I also took it to mean, regarding the lack of subjects, that there are no zombies that have any relationship with the Woodbury survivors (other than the Governor's daughter.) Witht he subject...they were tyring to put some strong memories in his head, so that when he turns...they could "prove" that some meories are retained (and stretching that hope in terms of "saving" the dead.
This show takes SO much from Romero's Day of the Dead
and Survival of the Dead
; in Day
, there's the experiements to control zombies and seek to reach some of their human memory (giving them flesh rewards), and in Survival
, zombies are contained with the theory that they may "return" to normal and/or retain their identity.

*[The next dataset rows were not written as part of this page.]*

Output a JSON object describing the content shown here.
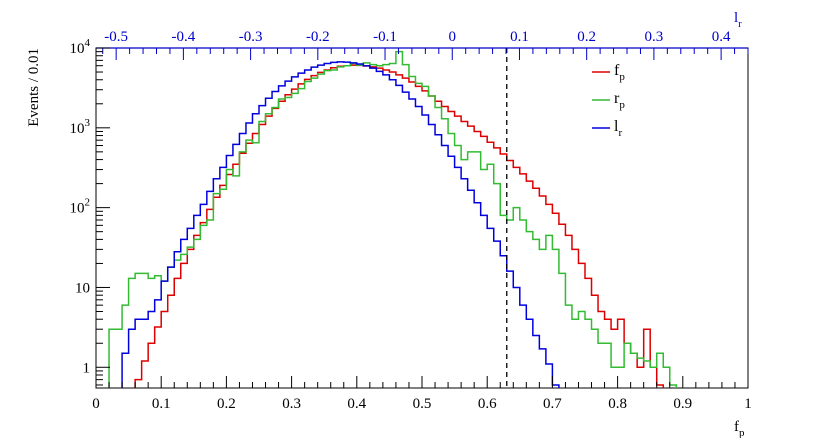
{
  "chart_data": {
    "type": "line",
    "ylabel": "Events / 0.01",
    "xlabel": "f_p",
    "xlim": [
      0,
      1
    ],
    "ylim": [
      0.55,
      10000
    ],
    "y_scale": "log",
    "x_ticks": [
      "0",
      "0.1",
      "0.2",
      "0.3",
      "0.4",
      "0.5",
      "0.6",
      "0.7",
      "0.8",
      "0.9",
      "1"
    ],
    "y_ticks": [
      {
        "value": 1,
        "label": "1"
      },
      {
        "value": 10,
        "label": "10"
      },
      {
        "value": 100,
        "label": "10",
        "sup": "2"
      },
      {
        "value": 1000,
        "label": "10",
        "sup": "3"
      },
      {
        "value": 10000,
        "label": "10",
        "sup": "4"
      }
    ],
    "top_axis": {
      "label": "l_r",
      "range": [
        -0.53,
        0.44
      ],
      "ticks": [
        "-0.5",
        "-0.4",
        "-0.3",
        "-0.2",
        "-0.1",
        "0",
        "0.1",
        "0.2",
        "0.3",
        "0.4"
      ],
      "color": "#0000cc"
    },
    "cut_line_x": 0.63,
    "legend": [
      {
        "label": "f",
        "sub": "p",
        "color": "#dd0000"
      },
      {
        "label": "r",
        "sub": "p",
        "color": "#33bb33"
      },
      {
        "label": "l",
        "sub": "r",
        "color": "#0000dd"
      }
    ],
    "series": [
      {
        "name": "f_p",
        "color": "#dd0000",
        "x_start": 0.06,
        "bin_width": 0.01,
        "values": [
          0.7,
          1.2,
          2.0,
          3.2,
          5.0,
          8,
          13,
          20,
          30,
          45,
          65,
          95,
          135,
          190,
          260,
          350,
          480,
          640,
          850,
          1100,
          1400,
          1750,
          2150,
          2600,
          3050,
          3550,
          4050,
          4500,
          4950,
          5300,
          5650,
          5900,
          6000,
          6100,
          6050,
          5950,
          5800,
          5600,
          5300,
          5000,
          4600,
          4200,
          3750,
          3300,
          2900,
          2500,
          2150,
          1850,
          1600,
          1400,
          1200,
          1050,
          900,
          780,
          660,
          560,
          470,
          390,
          320,
          265,
          215,
          175,
          140,
          110,
          85,
          62,
          45,
          30,
          20,
          13,
          8,
          5,
          4,
          3,
          4,
          2,
          1.5,
          1,
          3,
          1,
          0.6
        ]
      },
      {
        "name": "r_p",
        "color": "#33bb33",
        "x_start": 0.02,
        "bin_width": 0.01,
        "values": [
          3,
          3,
          6,
          13,
          15,
          15,
          13,
          14,
          12,
          18,
          22,
          26,
          32,
          40,
          60,
          70,
          150,
          170,
          300,
          250,
          500,
          700,
          650,
          1200,
          1500,
          1800,
          2300,
          2400,
          2700,
          3100,
          3800,
          4200,
          4700,
          5200,
          5300,
          5800,
          6000,
          6400,
          6100,
          6500,
          6200,
          6000,
          6200,
          6400,
          9000,
          6200,
          4400,
          3600,
          3300,
          2500,
          1800,
          1300,
          850,
          600,
          400,
          500,
          500,
          300,
          350,
          200,
          80,
          70,
          100,
          70,
          50,
          40,
          30,
          45,
          30,
          15,
          6,
          4,
          5,
          4,
          3,
          2,
          2,
          1,
          1,
          2,
          1.5,
          1.3,
          1.2,
          1,
          1.5,
          1,
          0.6
        ]
      },
      {
        "name": "l_r",
        "color": "#0000dd",
        "x_start": 0.04,
        "bin_width": 0.01,
        "values": [
          1.5,
          3,
          4,
          4,
          5,
          7,
          12,
          18,
          28,
          40,
          55,
          80,
          110,
          160,
          230,
          320,
          450,
          620,
          850,
          1150,
          1500,
          1900,
          2350,
          2850,
          3350,
          3850,
          4350,
          4850,
          5300,
          5750,
          6100,
          6400,
          6600,
          6700,
          6650,
          6500,
          6300,
          6000,
          5600,
          5100,
          4600,
          4000,
          3400,
          2800,
          2300,
          1850,
          1450,
          1100,
          820,
          600,
          440,
          320,
          230,
          165,
          115,
          80,
          55,
          38,
          25,
          16,
          10,
          6,
          4,
          2.5,
          1.7,
          1.1,
          0.6
        ]
      }
    ]
  }
}
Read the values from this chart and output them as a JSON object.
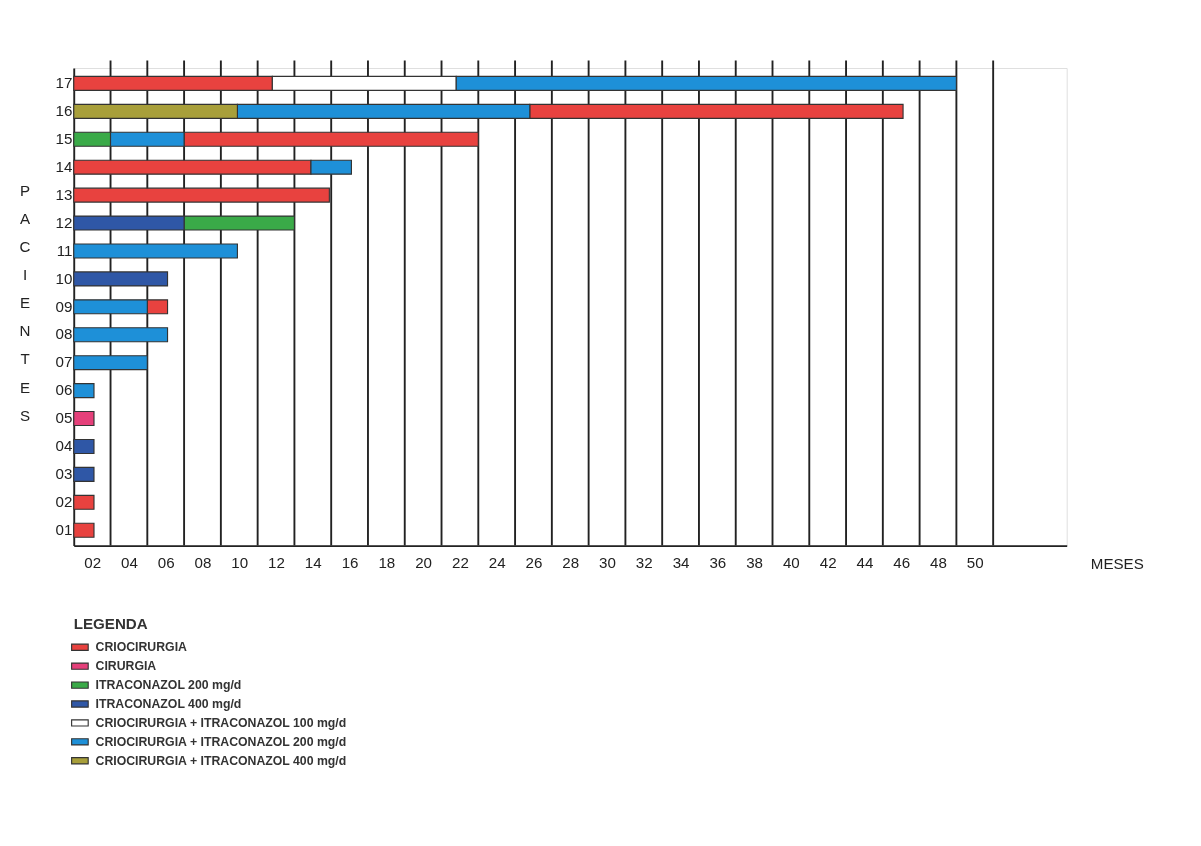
{
  "chart_data": {
    "type": "bar",
    "orientation": "horizontal",
    "ylabel": "PACIENTES",
    "xlabel": "MESES",
    "legend_title": "LEGENDA",
    "legend": "bottom left",
    "grid": "x",
    "categories": [
      "17",
      "16",
      "15",
      "14",
      "13",
      "12",
      "11",
      "10",
      "09",
      "08",
      "07",
      "06",
      "05",
      "04",
      "03",
      "02",
      "01"
    ],
    "xlim": [
      1,
      55
    ],
    "xticks": [
      {
        "value": 2,
        "label": "02"
      },
      {
        "value": 3,
        "label": null
      },
      {
        "value": 4,
        "label": "04"
      },
      {
        "value": 5,
        "label": null
      },
      {
        "value": 6,
        "label": "06"
      },
      {
        "value": 7,
        "label": null
      },
      {
        "value": 8,
        "label": "08"
      },
      {
        "value": 9,
        "label": null
      },
      {
        "value": 10,
        "label": "10"
      },
      {
        "value": 11,
        "label": null
      },
      {
        "value": 12,
        "label": "12"
      },
      {
        "value": 13,
        "label": null
      },
      {
        "value": 14,
        "label": "14"
      },
      {
        "value": 15,
        "label": null
      },
      {
        "value": 16,
        "label": "16"
      },
      {
        "value": 17,
        "label": null
      },
      {
        "value": 18,
        "label": "18"
      },
      {
        "value": 19,
        "label": null
      },
      {
        "value": 20,
        "label": "20"
      },
      {
        "value": 21,
        "label": null
      },
      {
        "value": 22,
        "label": "22"
      },
      {
        "value": 23,
        "label": null
      },
      {
        "value": 24,
        "label": "24"
      },
      {
        "value": 25,
        "label": null
      },
      {
        "value": 26,
        "label": "26"
      },
      {
        "value": 27,
        "label": null
      },
      {
        "value": 28,
        "label": "28"
      },
      {
        "value": 29,
        "label": null
      },
      {
        "value": 30,
        "label": "30"
      },
      {
        "value": 31,
        "label": null
      },
      {
        "value": 32,
        "label": "32"
      },
      {
        "value": 33,
        "label": null
      },
      {
        "value": 34,
        "label": "34"
      },
      {
        "value": 35,
        "label": null
      },
      {
        "value": 36,
        "label": "36"
      },
      {
        "value": 37,
        "label": null
      },
      {
        "value": 38,
        "label": "38"
      },
      {
        "value": 39,
        "label": null
      },
      {
        "value": 40,
        "label": "40"
      },
      {
        "value": 41,
        "label": null
      },
      {
        "value": 42,
        "label": "42"
      },
      {
        "value": 43,
        "label": null
      },
      {
        "value": 44,
        "label": "44"
      },
      {
        "value": 45,
        "label": null
      },
      {
        "value": 46,
        "label": "46"
      },
      {
        "value": 47,
        "label": null
      },
      {
        "value": 48,
        "label": "48"
      },
      {
        "value": 49,
        "label": null
      },
      {
        "value": 50,
        "label": "50"
      },
      {
        "value": 51,
        "label": null
      }
    ],
    "series": [
      {
        "name": "CRIOCIRURGIA",
        "color": "#e8423f",
        "base": [
          1,
          25.8,
          7,
          1,
          1,
          null,
          null,
          null,
          5,
          null,
          null,
          null,
          null,
          null,
          null,
          1,
          1
        ],
        "values": [
          10.8,
          20.3,
          16,
          12.9,
          13.9,
          null,
          null,
          null,
          1.1,
          null,
          null,
          null,
          null,
          null,
          null,
          1.1,
          1.1
        ]
      },
      {
        "name": "CIRURGIA",
        "color": "#e5407a",
        "base": [
          null,
          null,
          null,
          null,
          null,
          null,
          null,
          null,
          null,
          null,
          null,
          null,
          1,
          null,
          null,
          null,
          null
        ],
        "values": [
          null,
          null,
          null,
          null,
          null,
          null,
          null,
          null,
          null,
          null,
          null,
          null,
          1.1,
          null,
          null,
          null,
          null
        ]
      },
      {
        "name": "ITRACONAZOL 200 mg/d",
        "color": "#3aaa48",
        "base": [
          null,
          null,
          1,
          null,
          null,
          7,
          null,
          null,
          null,
          null,
          null,
          null,
          null,
          null,
          null,
          null,
          null
        ],
        "values": [
          null,
          null,
          2,
          null,
          null,
          6,
          null,
          null,
          null,
          null,
          null,
          null,
          null,
          null,
          null,
          null,
          null
        ]
      },
      {
        "name": "ITRACONAZOL 400 mg/d",
        "color": "#2f57a6",
        "base": [
          null,
          null,
          null,
          null,
          null,
          1,
          null,
          1,
          null,
          null,
          null,
          null,
          null,
          1,
          1,
          null,
          null
        ],
        "values": [
          null,
          null,
          null,
          null,
          null,
          6,
          null,
          5.1,
          null,
          null,
          null,
          null,
          null,
          1.1,
          1.1,
          null,
          null
        ]
      },
      {
        "name": "CRIOCIRURGIA + ITRACONAZOL 100 mg/d",
        "color": "#ffffff",
        "base": [
          11.8,
          null,
          null,
          null,
          null,
          null,
          null,
          null,
          null,
          null,
          null,
          null,
          null,
          null,
          null,
          null,
          null
        ],
        "values": [
          10,
          null,
          null,
          null,
          null,
          null,
          null,
          null,
          null,
          null,
          null,
          null,
          null,
          null,
          null,
          null,
          null
        ]
      },
      {
        "name": "CRIOCIRURGIA + ITRACONAZOL 200 mg/d",
        "color": "#1e90d8",
        "base": [
          21.8,
          9.9,
          3,
          13.9,
          null,
          null,
          1,
          null,
          1,
          1,
          1,
          1,
          null,
          null,
          null,
          null,
          null
        ],
        "values": [
          27.2,
          15.9,
          4,
          2.2,
          null,
          null,
          8.9,
          null,
          4,
          5.1,
          4,
          1.1,
          null,
          null,
          null,
          null,
          null
        ]
      },
      {
        "name": "CRIOCIRURGIA + ITRACONAZOL 400 mg/d",
        "color": "#a89f3a",
        "base": [
          null,
          1,
          null,
          null,
          null,
          null,
          null,
          null,
          null,
          null,
          null,
          null,
          null,
          null,
          null,
          null,
          null
        ],
        "values": [
          null,
          8.9,
          null,
          null,
          null,
          null,
          null,
          null,
          null,
          null,
          null,
          null,
          null,
          null,
          null,
          null,
          null
        ]
      }
    ]
  }
}
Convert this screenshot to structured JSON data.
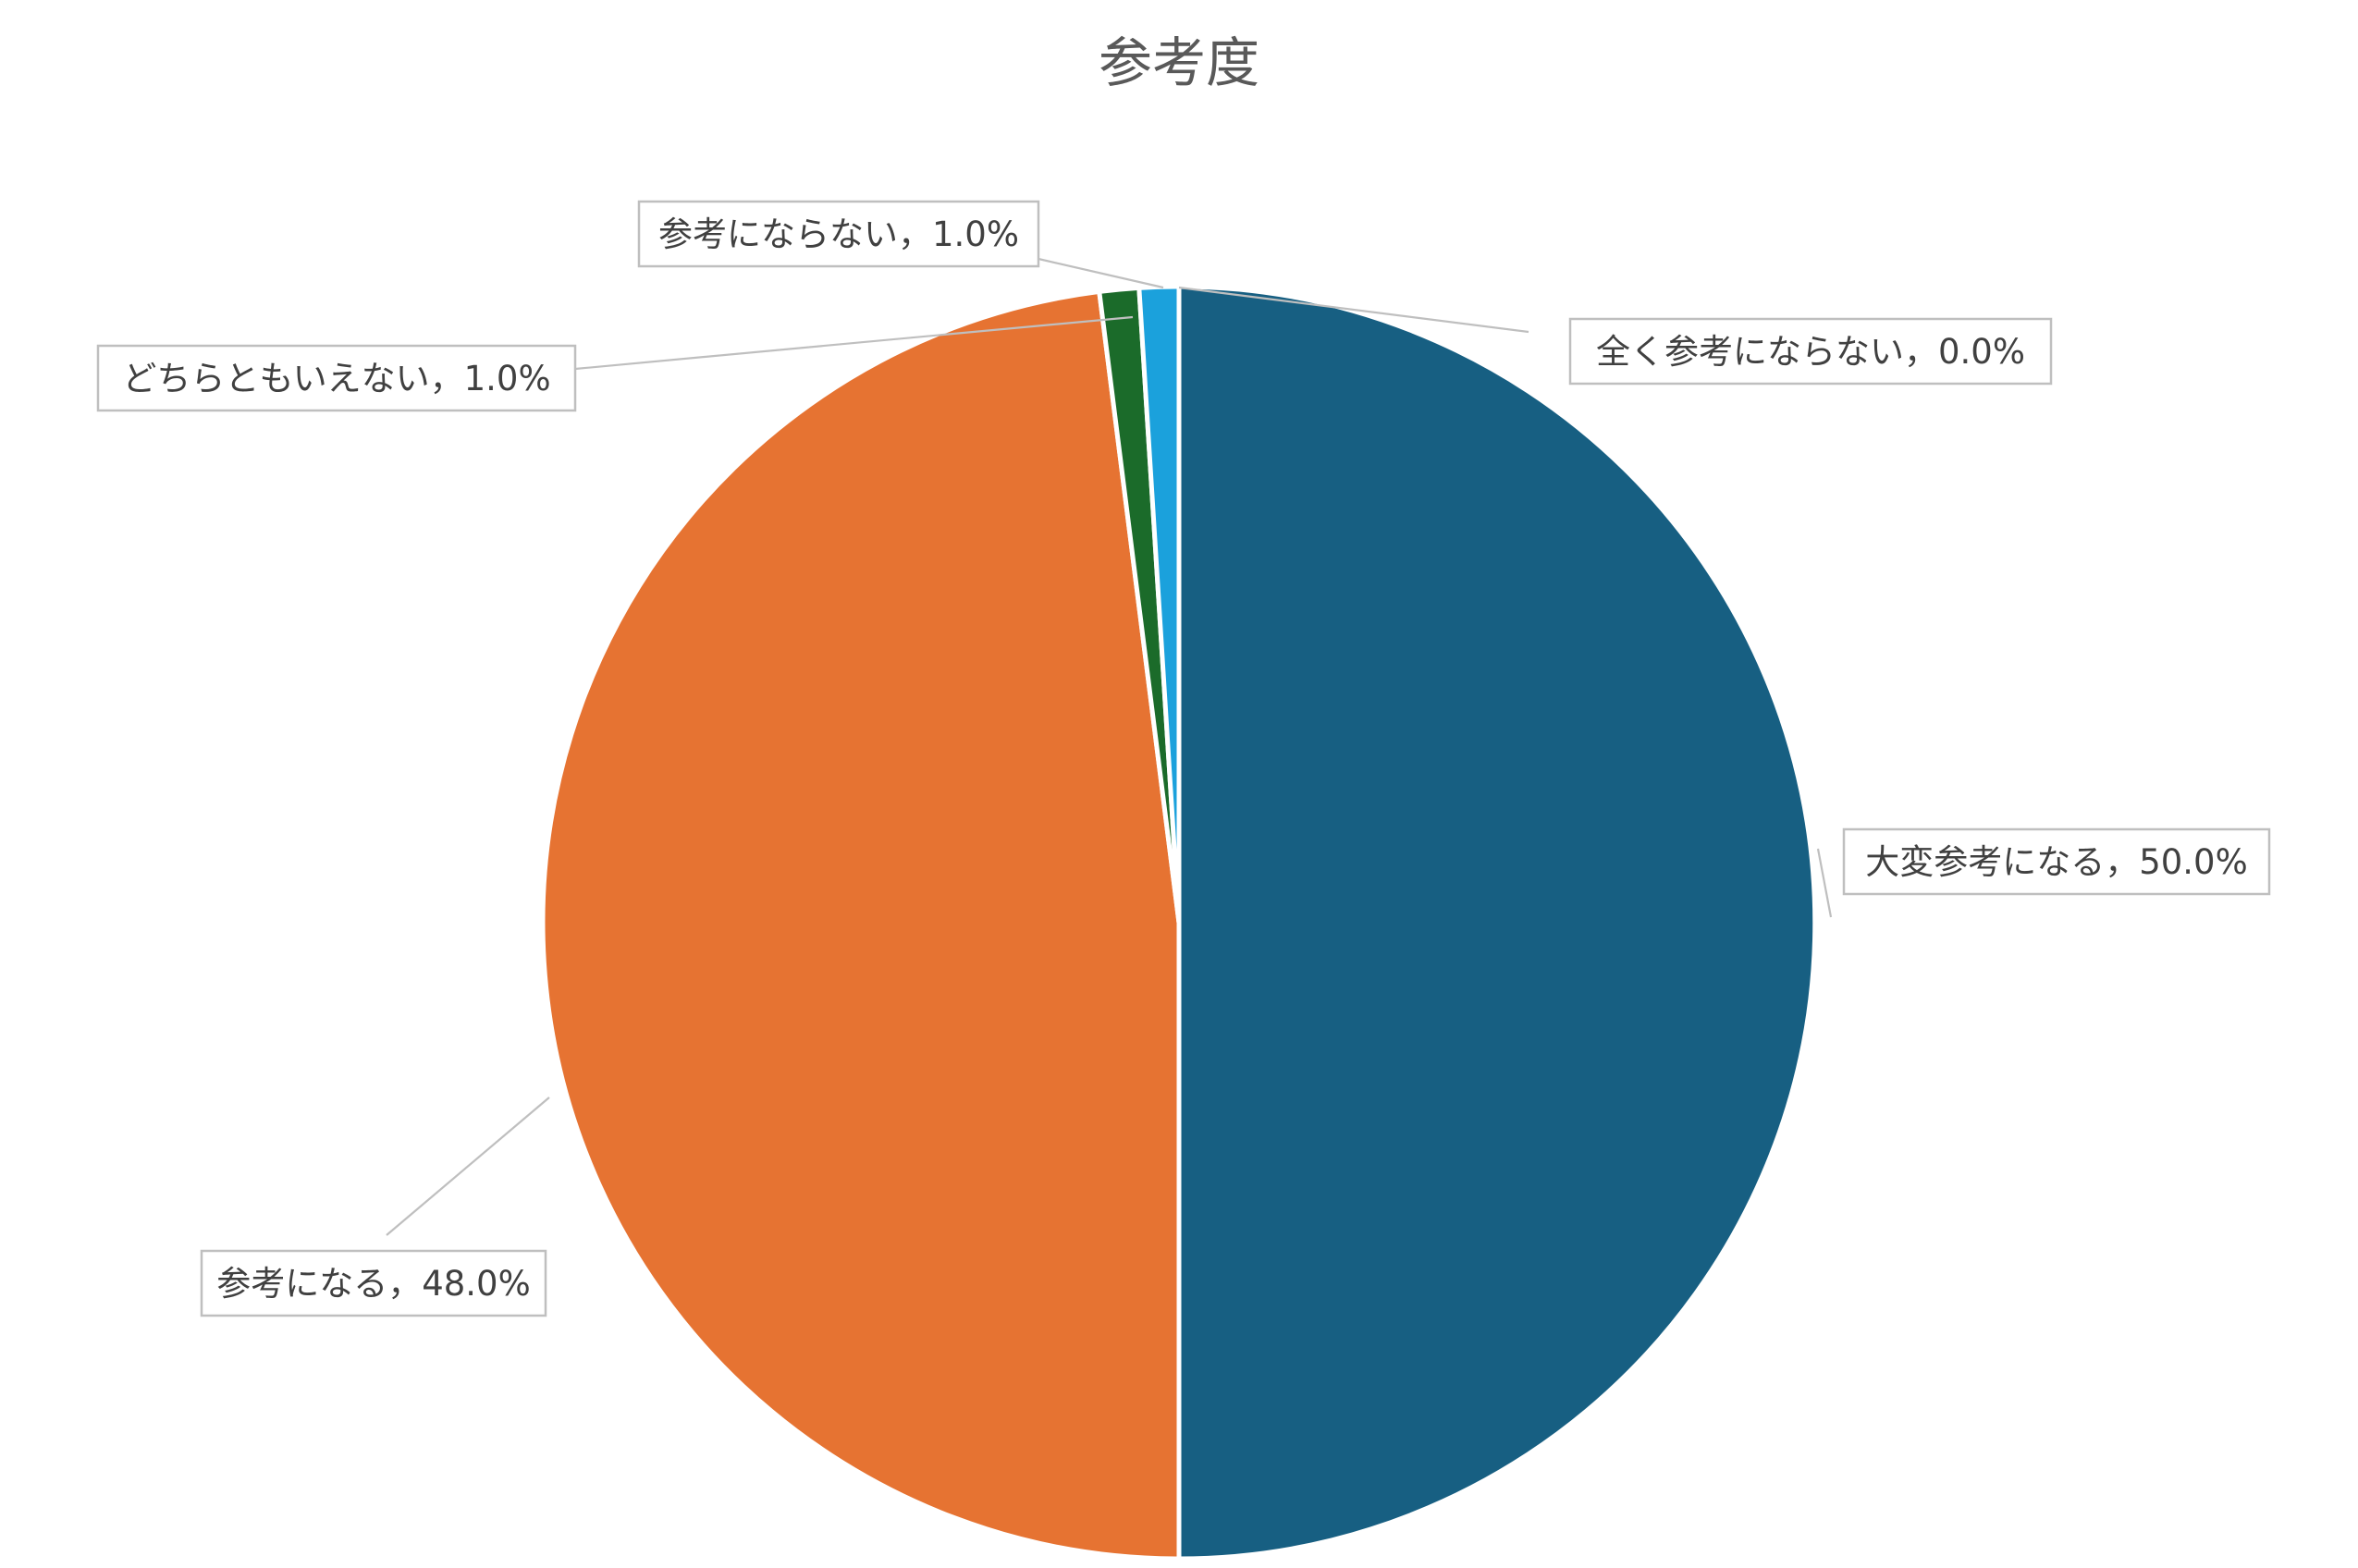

Even the term "walkers" was used in one of the Romero films (I think Land of the Dead
, although "stenches" was the most used term).
Does Milton know about the Governor's daughter? if so, that would be a motivation to explore that theory as well.
But she has no mind, and as soon as the Governor tore a piece of her scalp off, she immediately returned to "biter" mode.
...and one of the biggest flaes of this series is a lack of revulsion to the smell of a decomposing human. the longer it goes on, the more overpowering/sickening it gets. The governor should not be able to sit that close to his daughter, much like Michonne's two zombies should have turned her stomach.
I've read accounts of former soliders who routinely dealt with the smell of death, and years later, if encountered again, it was still a grueling experience. So, it is not like getting used to bad breath or someone passing gas.